Although changes in PFTs were reported in the phase 1 trial, later trials did not report any incidence of pulmonary adverse events. Nevertheless, baseline PFTs should be considered in patients with severe obstructive or restrictive pulmonary disease. Baseline ophthalmologic evaluation is recommended for patients with diabetes mellitus, uveitis, or macular edema. It is also recommended to test all patients for varicella zoster virus (VZV) antibodies who do not have either a health-care professional–confirmed history of varicella (chickenpox) or without documentation of a full course of vaccination against VZV. If negative, VZV vaccination is recommended at least one month prior to initiating ozanimod therapy.

Currently listed contraindications to ozanimod use in the U.S.65 include monoamine oxidase inhibitor (MAOI) use and severe, untreated, sleep apnea. Ozanimod is also contraindicated in patients with current second-degree Mobitz type 2 AV block, third-degree AV block, sick sinus syndrome, or sinoatrial block, unless the patient has a functioning pacemaker. Finally, ozanimod is contraindicated in patients who experienced a myocardial infarction, stroke, transient ischemic attack, unstable angina, decompensated heart failure requiring hospitalization, or class III or IV heart failure in the last 6 months.
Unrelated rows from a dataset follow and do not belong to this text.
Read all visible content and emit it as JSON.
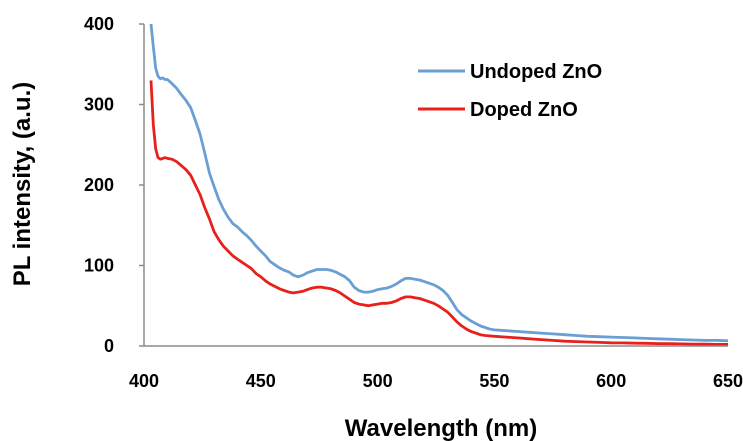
{
  "chart_data": {
    "type": "line",
    "xlabel": "Wavelength (nm)",
    "ylabel": "PL intensity, (a.u.)",
    "xlim": [
      400,
      650
    ],
    "ylim": [
      0,
      400
    ],
    "xticks": [
      "400",
      "450",
      "500",
      "550",
      "600",
      "650"
    ],
    "yticks": [
      "0",
      "100",
      "200",
      "300",
      "400"
    ],
    "grid": false,
    "legend_position": "top-right",
    "series": [
      {
        "name": "Undoped ZnO",
        "color": "#6a9fd4",
        "x": [
          403,
          404,
          405,
          406,
          407,
          408,
          409,
          410,
          412,
          414,
          416,
          418,
          420,
          422,
          424,
          426,
          428,
          430,
          432,
          434,
          436,
          438,
          440,
          442,
          444,
          446,
          448,
          450,
          452,
          454,
          456,
          458,
          460,
          462,
          464,
          466,
          468,
          470,
          472,
          474,
          476,
          478,
          480,
          482,
          484,
          486,
          488,
          490,
          492,
          494,
          496,
          498,
          500,
          502,
          504,
          506,
          508,
          510,
          512,
          514,
          516,
          518,
          520,
          522,
          524,
          526,
          528,
          530,
          532,
          534,
          536,
          538,
          540,
          542,
          544,
          546,
          548,
          550,
          555,
          560,
          565,
          570,
          575,
          580,
          585,
          590,
          595,
          600,
          605,
          610,
          615,
          620,
          625,
          630,
          635,
          640,
          645,
          650
        ],
        "values": [
          400,
          372,
          345,
          335,
          332,
          333,
          331,
          331,
          326,
          320,
          312,
          305,
          296,
          280,
          263,
          240,
          215,
          198,
          182,
          170,
          160,
          152,
          148,
          142,
          137,
          131,
          124,
          118,
          112,
          105,
          101,
          97,
          94,
          92,
          88,
          86,
          88,
          91,
          93,
          95,
          95,
          95,
          94,
          92,
          89,
          86,
          81,
          73,
          69,
          67,
          67,
          68,
          70,
          71,
          72,
          74,
          77,
          81,
          84,
          84,
          83,
          82,
          80,
          78,
          76,
          73,
          69,
          63,
          54,
          45,
          39,
          35,
          31,
          28,
          25,
          23,
          21,
          20,
          19,
          18,
          17,
          16,
          15,
          14,
          13,
          12,
          11.5,
          11,
          10.5,
          10,
          9.5,
          9,
          8.5,
          8,
          7.5,
          7,
          7,
          6.5
        ]
      },
      {
        "name": "Doped ZnO",
        "color": "#e8201c",
        "x": [
          403,
          404,
          405,
          406,
          407,
          408,
          409,
          410,
          412,
          414,
          416,
          418,
          420,
          422,
          424,
          426,
          428,
          430,
          432,
          434,
          436,
          438,
          440,
          442,
          444,
          446,
          448,
          450,
          452,
          454,
          456,
          458,
          460,
          462,
          464,
          466,
          468,
          470,
          472,
          474,
          476,
          478,
          480,
          482,
          484,
          486,
          488,
          490,
          492,
          494,
          496,
          498,
          500,
          502,
          504,
          506,
          508,
          510,
          512,
          514,
          516,
          518,
          520,
          522,
          524,
          526,
          528,
          530,
          532,
          534,
          536,
          538,
          540,
          542,
          544,
          546,
          548,
          550,
          555,
          560,
          565,
          570,
          575,
          580,
          585,
          590,
          595,
          600,
          605,
          610,
          615,
          620,
          625,
          630,
          635,
          640,
          645,
          650
        ],
        "values": [
          330,
          275,
          245,
          234,
          232,
          233,
          234,
          233,
          232,
          229,
          224,
          219,
          212,
          200,
          188,
          172,
          158,
          142,
          132,
          124,
          118,
          112,
          108,
          104,
          100,
          96,
          90,
          86,
          81,
          77,
          74,
          71,
          69,
          67,
          66,
          67,
          68,
          70,
          72,
          73,
          73,
          72,
          71,
          69,
          66,
          62,
          58,
          54,
          52,
          51,
          50,
          51,
          52,
          53,
          53,
          54,
          56,
          59,
          61,
          61,
          60,
          59,
          57,
          55,
          53,
          50,
          46,
          42,
          36,
          30,
          25,
          21,
          18,
          16,
          14,
          13,
          12.5,
          12,
          11,
          10,
          9,
          8,
          7,
          6,
          5.5,
          5,
          4.5,
          4,
          3.8,
          3.5,
          3.3,
          3,
          2.8,
          2.6,
          2.4,
          2.2,
          2,
          2
        ]
      }
    ]
  }
}
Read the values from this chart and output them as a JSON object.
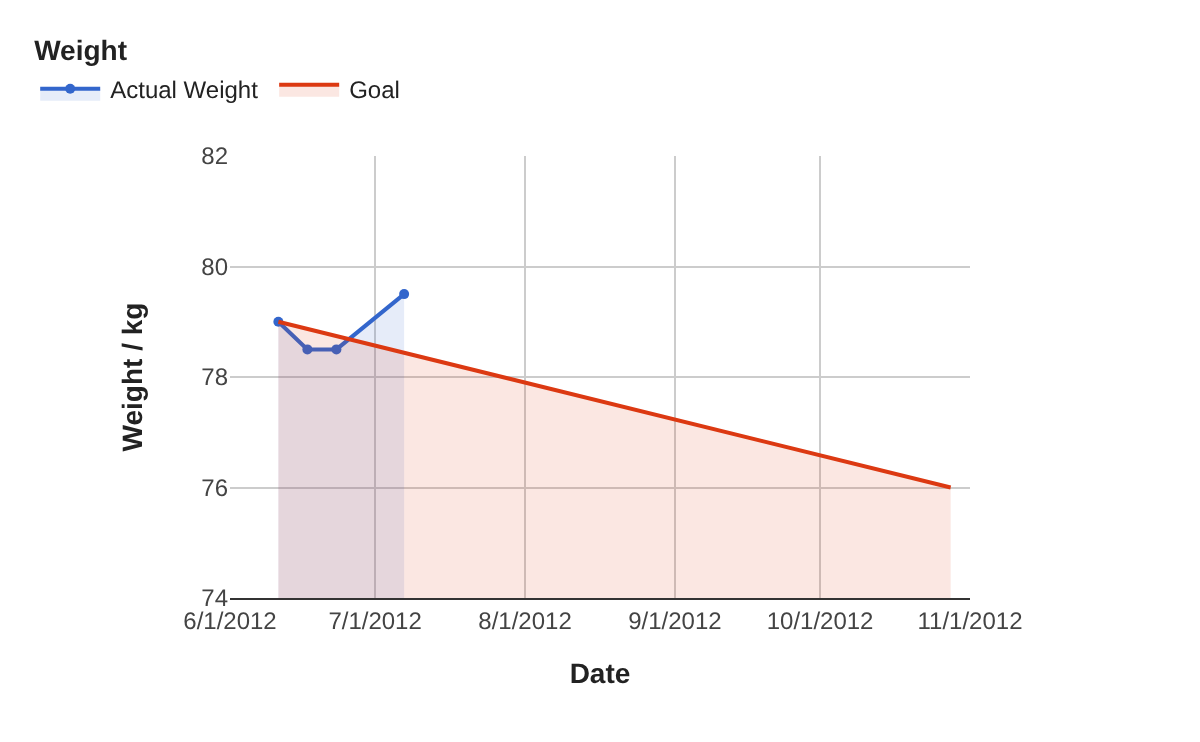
{
  "chart_data": {
    "type": "area",
    "legend_title": "Weight",
    "xlabel": "Date",
    "ylabel": "Weight / kg",
    "series": [
      {
        "name": "Actual Weight",
        "color": "#3366cc",
        "x": [
          "2012-06-11",
          "2012-06-17",
          "2012-06-23",
          "2012-07-07"
        ],
        "values": [
          79.0,
          78.5,
          78.5,
          79.5
        ],
        "marker": "circle"
      },
      {
        "name": "Goal",
        "color": "#dc3912",
        "x": [
          "2012-06-11",
          "2012-10-28"
        ],
        "values": [
          79.0,
          76.0
        ],
        "marker": "none"
      }
    ],
    "xlim": [
      "2012-06-01",
      "2012-11-01"
    ],
    "xticks": [
      {
        "value": "2012-06-01",
        "label": "6/1/2012"
      },
      {
        "value": "2012-07-01",
        "label": "7/1/2012"
      },
      {
        "value": "2012-08-01",
        "label": "8/1/2012"
      },
      {
        "value": "2012-09-01",
        "label": "9/1/2012"
      },
      {
        "value": "2012-10-01",
        "label": "10/1/2012"
      },
      {
        "value": "2012-11-01",
        "label": "11/1/2012"
      }
    ],
    "ylim": [
      74,
      82
    ],
    "yticks": [
      74,
      76,
      78,
      80,
      82
    ],
    "grid": true,
    "legend": "top left"
  }
}
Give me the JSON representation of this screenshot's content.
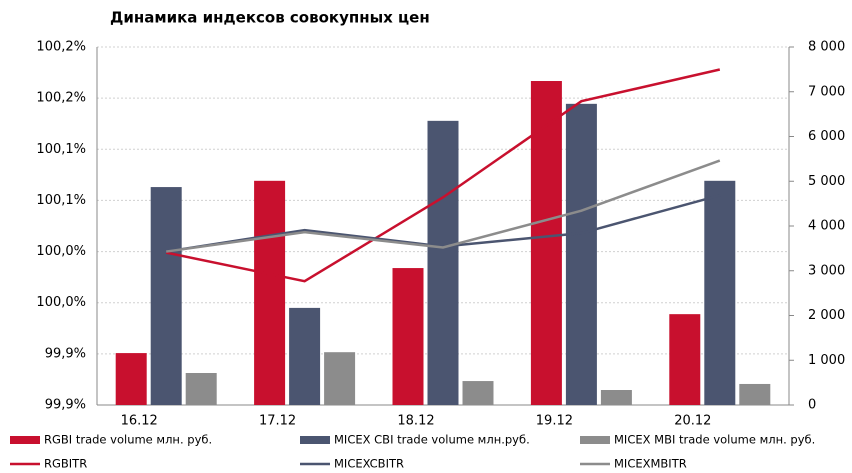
{
  "chart_data": {
    "type": "bar-line",
    "title": "Динамика индексов совокупных цен",
    "categories": [
      "16.12",
      "17.12",
      "18.12",
      "19.12",
      "20.12"
    ],
    "series": [
      {
        "name": "RGBI trade volume млн. руб.",
        "type": "bar",
        "axis": "y2",
        "color": "#c8102e",
        "values": [
          1160,
          5010,
          3060,
          7240,
          2030
        ]
      },
      {
        "name": "MICEX CBI trade volume млн.руб.",
        "type": "bar",
        "axis": "y2",
        "color": "#4b5570",
        "values": [
          4870,
          2170,
          6350,
          6730,
          5010
        ]
      },
      {
        "name": "MICEX MBI trade volume млн. руб.",
        "type": "bar",
        "axis": "y2",
        "color": "#8c8c8c",
        "values": [
          715,
          1180,
          535,
          335,
          470
        ]
      },
      {
        "name": "RGBITR",
        "type": "line",
        "axis": "y",
        "color": "#c8102e",
        "values": [
          99.999,
          99.971,
          100.053,
          100.147,
          100.178
        ]
      },
      {
        "name": "MICEXCBITR",
        "type": "line",
        "axis": "y",
        "color": "#4b5570",
        "values": [
          100.0,
          100.021,
          100.005,
          100.018,
          100.055
        ]
      },
      {
        "name": "MICEXMBITR",
        "type": "line",
        "axis": "y",
        "color": "#8c8c8c",
        "values": [
          100.0,
          100.019,
          100.004,
          100.04,
          100.089
        ]
      }
    ],
    "ylim": [
      99.85,
      100.2
    ],
    "yticks": [
      {
        "value": 99.85,
        "label": "99,9%"
      },
      {
        "value": 99.9,
        "label": "99,9%"
      },
      {
        "value": 99.95,
        "label": "100,0%"
      },
      {
        "value": 100.0,
        "label": "100,0%"
      },
      {
        "value": 100.05,
        "label": "100,1%"
      },
      {
        "value": 100.1,
        "label": "100,1%"
      },
      {
        "value": 100.15,
        "label": "100,2%"
      },
      {
        "value": 100.2,
        "label": "100,2%"
      }
    ],
    "y2lim": [
      0,
      8000
    ],
    "y2ticks": [
      0,
      {
        "value": 1000,
        "label": "1 000"
      },
      {
        "value": 2000,
        "label": "2 000"
      },
      {
        "value": 3000,
        "label": "3 000"
      },
      {
        "value": 4000,
        "label": "4 000"
      },
      {
        "value": 5000,
        "label": "5 000"
      },
      {
        "value": 6000,
        "label": "6 000"
      },
      {
        "value": 7000,
        "label": "7 000"
      },
      {
        "value": 8000,
        "label": "8 000"
      }
    ],
    "grid": true,
    "legend": "bottom"
  }
}
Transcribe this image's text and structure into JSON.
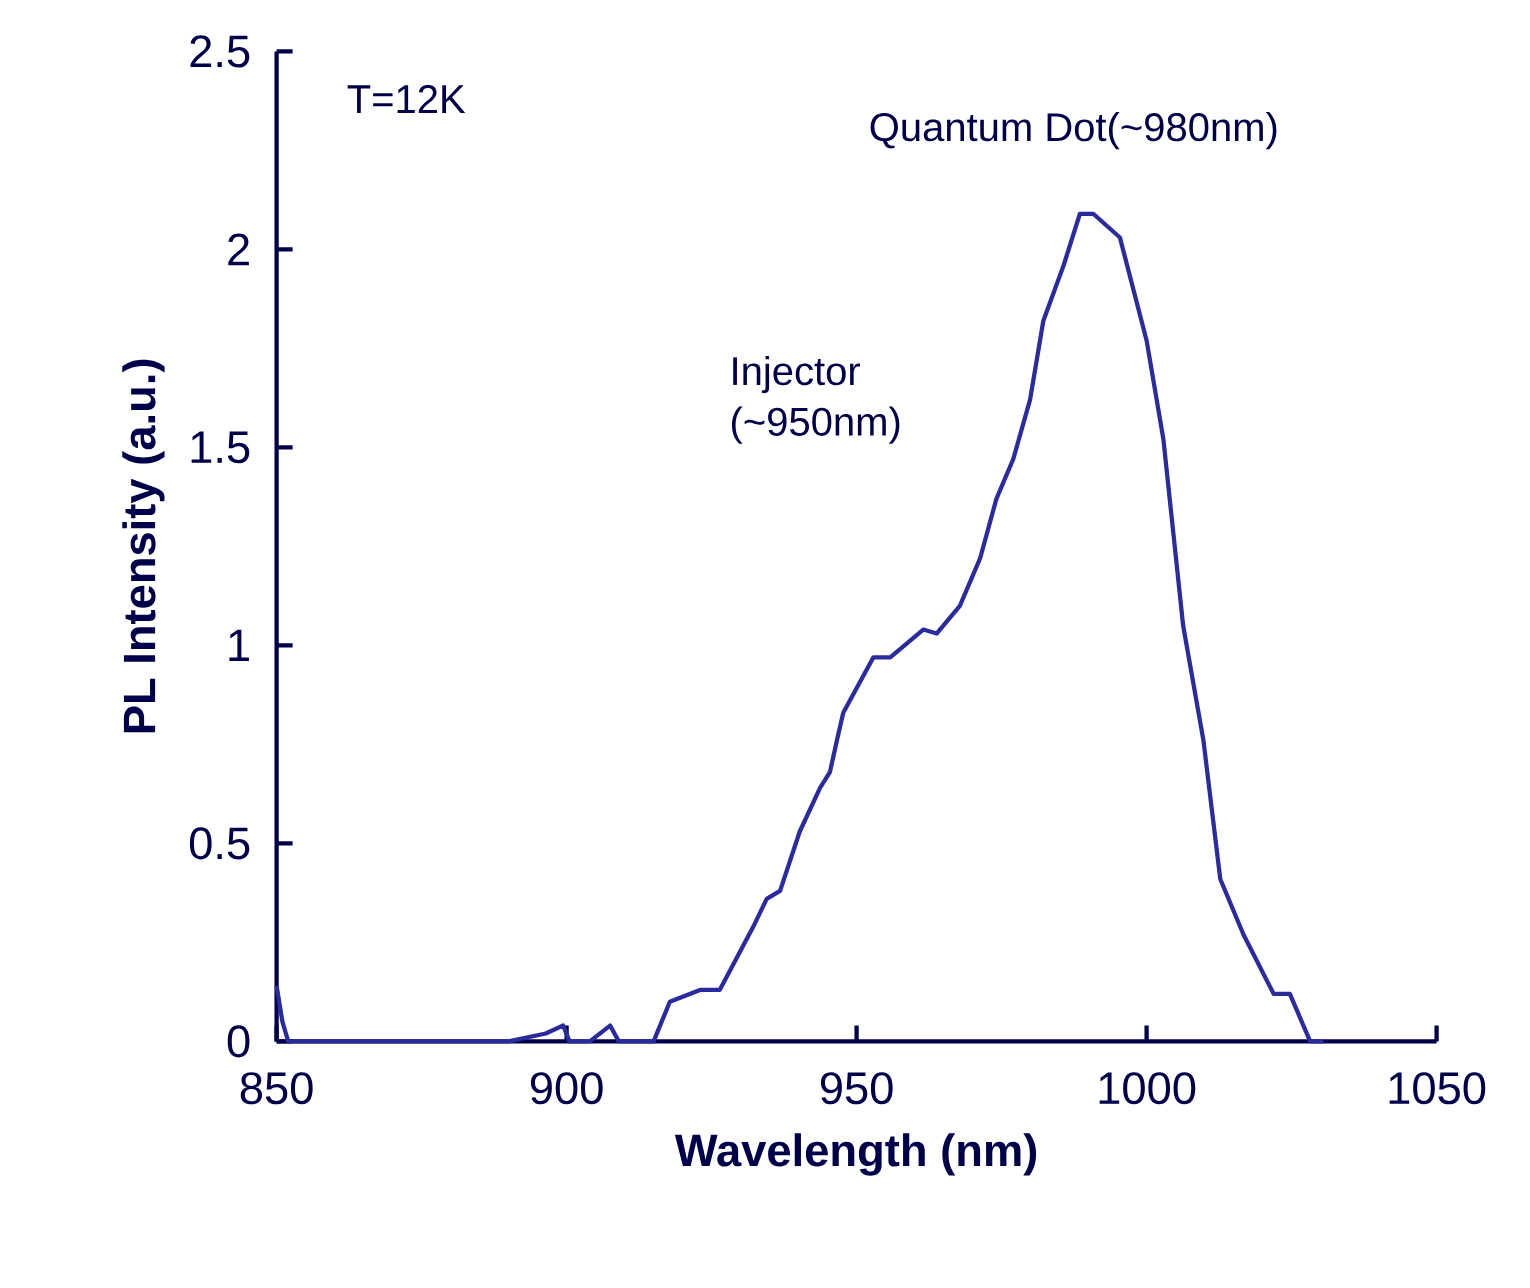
{
  "chart_data": {
    "type": "line",
    "xlabel": "Wavelength (nm)",
    "ylabel": "PL Intensity (a.u.)",
    "annotations": [
      "T=12K",
      "Quantum Dot(~980nm)",
      "Injector (~950nm)"
    ],
    "xlim": [
      850,
      1050
    ],
    "ylim": [
      0,
      2.5
    ],
    "xticks": [
      850,
      900,
      950,
      1000,
      1050
    ],
    "yticks": [
      0,
      0.5,
      1,
      1.5,
      2,
      2.5
    ],
    "series": [
      {
        "color": "#2b2ba0",
        "x": [
          850,
          851,
          852,
          890,
          896.4,
          899.4,
          900.5,
          904,
          907.5,
          909,
          915,
          917.8,
          923,
          926.4,
          932.2,
          934.5,
          936.8,
          940.2,
          943.7,
          945.4,
          946.6,
          947.7,
          952.9,
          955.8,
          961.5,
          963.8,
          967.8,
          971.3,
          974.1,
          977,
          979.9,
          982.2,
          985.7,
          988.5,
          990.8,
          995.4,
          1000,
          1002.9,
          1006.3,
          1009.8,
          1012.7,
          1016.7,
          1021.9,
          1024.7,
          1028.2,
          1030.5
        ],
        "values": [
          0.14,
          0.05,
          0,
          0,
          0.02,
          0.04,
          0,
          0,
          0.04,
          0,
          0,
          0.1,
          0.13,
          0.13,
          0.29,
          0.36,
          0.38,
          0.53,
          0.64,
          0.68,
          0.76,
          0.83,
          0.97,
          0.97,
          1.04,
          1.03,
          1.1,
          1.22,
          1.37,
          1.47,
          1.62,
          1.82,
          1.96,
          2.09,
          2.09,
          2.03,
          1.77,
          1.52,
          1.05,
          0.76,
          0.41,
          0.27,
          0.12,
          0.12,
          0,
          0
        ]
      }
    ]
  }
}
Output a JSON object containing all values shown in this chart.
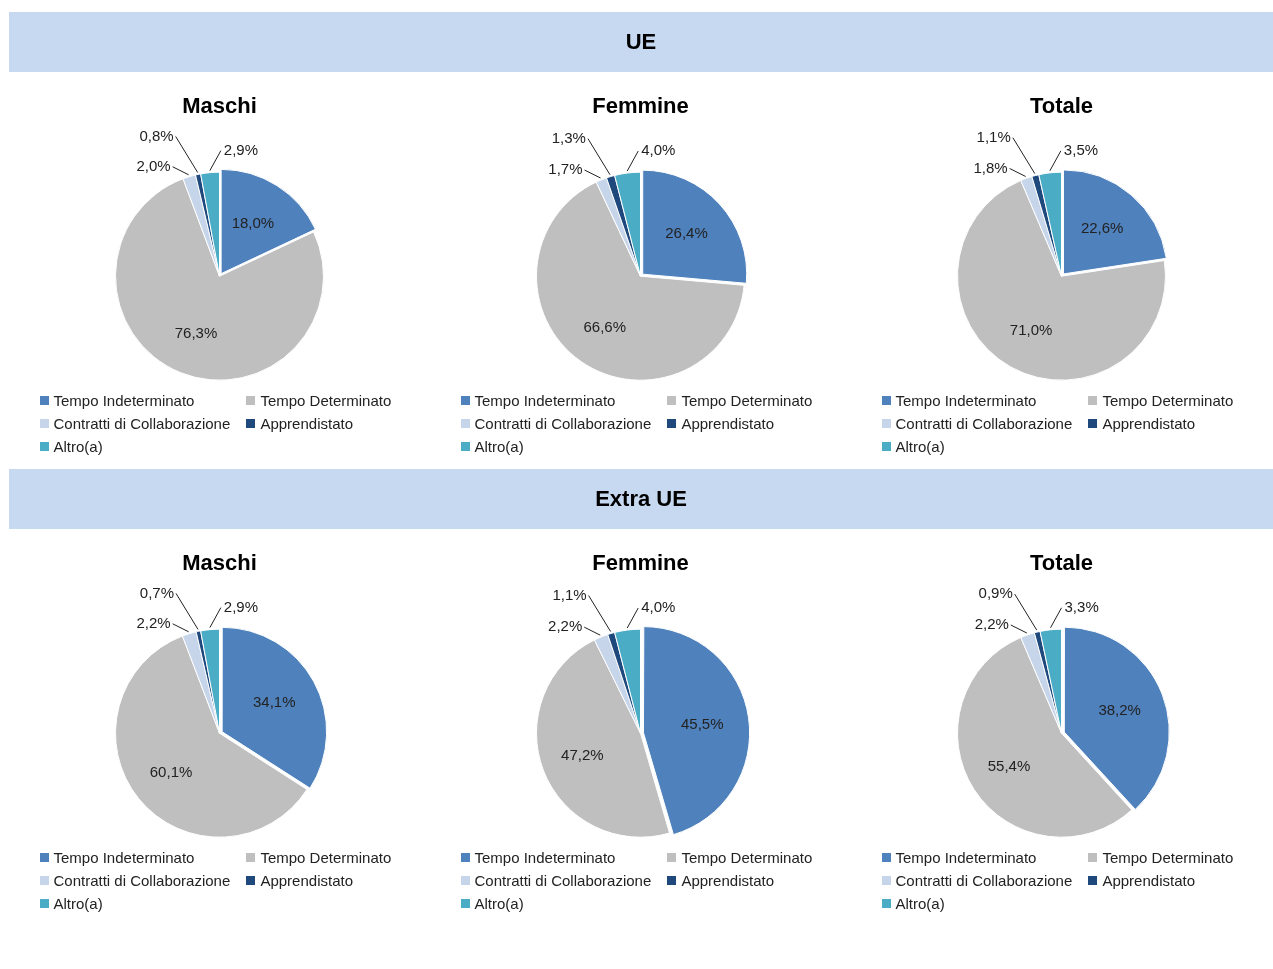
{
  "chart_data": [
    {
      "type": "pie",
      "title": "Maschi",
      "annotations": [
        "UE"
      ],
      "legend": "bottom",
      "categories": [
        "Tempo Indeterminato",
        "Tempo Determinato",
        "Contratti di Collaborazione",
        "Apprendistato",
        "Altro(a)"
      ],
      "colors": [
        "#4f81bd",
        "#bfbfbf",
        "#c6d5ea",
        "#1f497d",
        "#4bacc6"
      ],
      "values": [
        18.0,
        76.3,
        2.0,
        0.8,
        2.9
      ],
      "value_labels": [
        "18,0%",
        "76,3%",
        "2,0%",
        "0,8%",
        "2,9%"
      ]
    },
    {
      "type": "pie",
      "title": "Femmine",
      "legend": "bottom",
      "categories": [
        "Tempo Indeterminato",
        "Tempo Determinato",
        "Contratti di Collaborazione",
        "Apprendistato",
        "Altro(a)"
      ],
      "colors": [
        "#4f81bd",
        "#bfbfbf",
        "#c6d5ea",
        "#1f497d",
        "#4bacc6"
      ],
      "values": [
        26.4,
        66.6,
        1.7,
        1.3,
        4.0
      ],
      "value_labels": [
        "26,4%",
        "66,6%",
        "1,7%",
        "1,3%",
        "4,0%"
      ]
    },
    {
      "type": "pie",
      "title": "Totale",
      "legend": "bottom",
      "categories": [
        "Tempo Indeterminato",
        "Tempo Determinato",
        "Contratti di Collaborazione",
        "Apprendistato",
        "Altro(a)"
      ],
      "colors": [
        "#4f81bd",
        "#bfbfbf",
        "#c6d5ea",
        "#1f497d",
        "#4bacc6"
      ],
      "values": [
        22.6,
        71.0,
        1.8,
        1.1,
        3.5
      ],
      "value_labels": [
        "22,6%",
        "71,0%",
        "1,8%",
        "1,1%",
        "3,5%"
      ]
    },
    {
      "type": "pie",
      "title": "Maschi",
      "annotations": [
        "Extra UE"
      ],
      "legend": "bottom",
      "categories": [
        "Tempo Indeterminato",
        "Tempo Determinato",
        "Contratti di Collaborazione",
        "Apprendistato",
        "Altro(a)"
      ],
      "colors": [
        "#4f81bd",
        "#bfbfbf",
        "#c6d5ea",
        "#1f497d",
        "#4bacc6"
      ],
      "values": [
        34.1,
        60.1,
        2.2,
        0.7,
        2.9
      ],
      "value_labels": [
        "34,1%",
        "60,1%",
        "2,2%",
        "0,7%",
        "2,9%"
      ]
    },
    {
      "type": "pie",
      "title": "Femmine",
      "legend": "bottom",
      "categories": [
        "Tempo Indeterminato",
        "Tempo Determinato",
        "Contratti di Collaborazione",
        "Apprendistato",
        "Altro(a)"
      ],
      "colors": [
        "#4f81bd",
        "#bfbfbf",
        "#c6d5ea",
        "#1f497d",
        "#4bacc6"
      ],
      "values": [
        45.5,
        47.2,
        2.2,
        1.1,
        4.0
      ],
      "value_labels": [
        "45,5%",
        "47,2%",
        "2,2%",
        "1,1%",
        "4,0%"
      ]
    },
    {
      "type": "pie",
      "title": "Totale",
      "legend": "bottom",
      "categories": [
        "Tempo Indeterminato",
        "Tempo Determinato",
        "Contratti di Collaborazione",
        "Apprendistato",
        "Altro(a)"
      ],
      "colors": [
        "#4f81bd",
        "#bfbfbf",
        "#c6d5ea",
        "#1f497d",
        "#4bacc6"
      ],
      "values": [
        38.2,
        55.4,
        2.2,
        0.9,
        3.3
      ],
      "value_labels": [
        "38,2%",
        "55,4%",
        "2,2%",
        "0,9%",
        "3,3%"
      ]
    }
  ]
}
Ozanimod use is not recommended in patients with active infection or hepatic impairment.

CBC with lymphocyte count, liver transaminase, and bilirubin levels should be monitored periodically during therapy. Treatment should be reevaluated if infection or significant liver injury develops. Any change in vision should prompt an urgent ophthalmology consult and treatment discontinuation should be considered if macular edema develops.

It is also recommended to avoid the use of live vaccines during and up to 3 months after stopping ozanimod therapy. Finally, though data are limited, ozanimod use during pregnancy or within three months of planned pregnancy is discouraged. It is currently unknown if ozanimod is present in breastmilk.

Conclusion

Small molecule therapy with ozanimod, a first in class S1P modulator for IBD, offers an oral treatment option for the treatment of UC. Ozanimod demonstrated efficacy and a favorable side effect profile, providing a unique option among the currently available therapies. Though there are no restrictions to ozanimod as a first-line therapy, its correct positioning in the therapeutic algorithm for the treatment of UC remains to be defined, and its potential role for the treatment of CD remains investigational.

Ozanimod’s development also appears to harken back to a prior era in IBD management, with a shift back to oral therapy. Though the large molecule biologics are likely to remain a mainstay of therapy for a long time to come, the convenience of a once-daily pill has obvious appeal. Beyond that, the oral route may prove to be cost saving, especially compared to infusion biologics with their necessary infusion team and infrastructure. Looking into the near future, it is also likely that ozanimod’s distinct mechanism of action and favorable side effect profile would lend itself to clinical trials as part of combination therapy with other IBD treatments such as the biologics. Certainly, past experience has shown that the combination of multiple IBD therapies can be more effective than monotherapy,75 and this is being further explored by trials of other IBD treatment combinations currently in progress.76 As is true for all medications, the information obtained from even the best designed clinical trials will still need to be followed up with close observation and real world data.

Disclosure

Dr Arun Swaminath reports advisory board from BMS and BI, grants from Janssen, grants from Takeda, outside the submitted work. The authors report no other conflicts of interest in this work.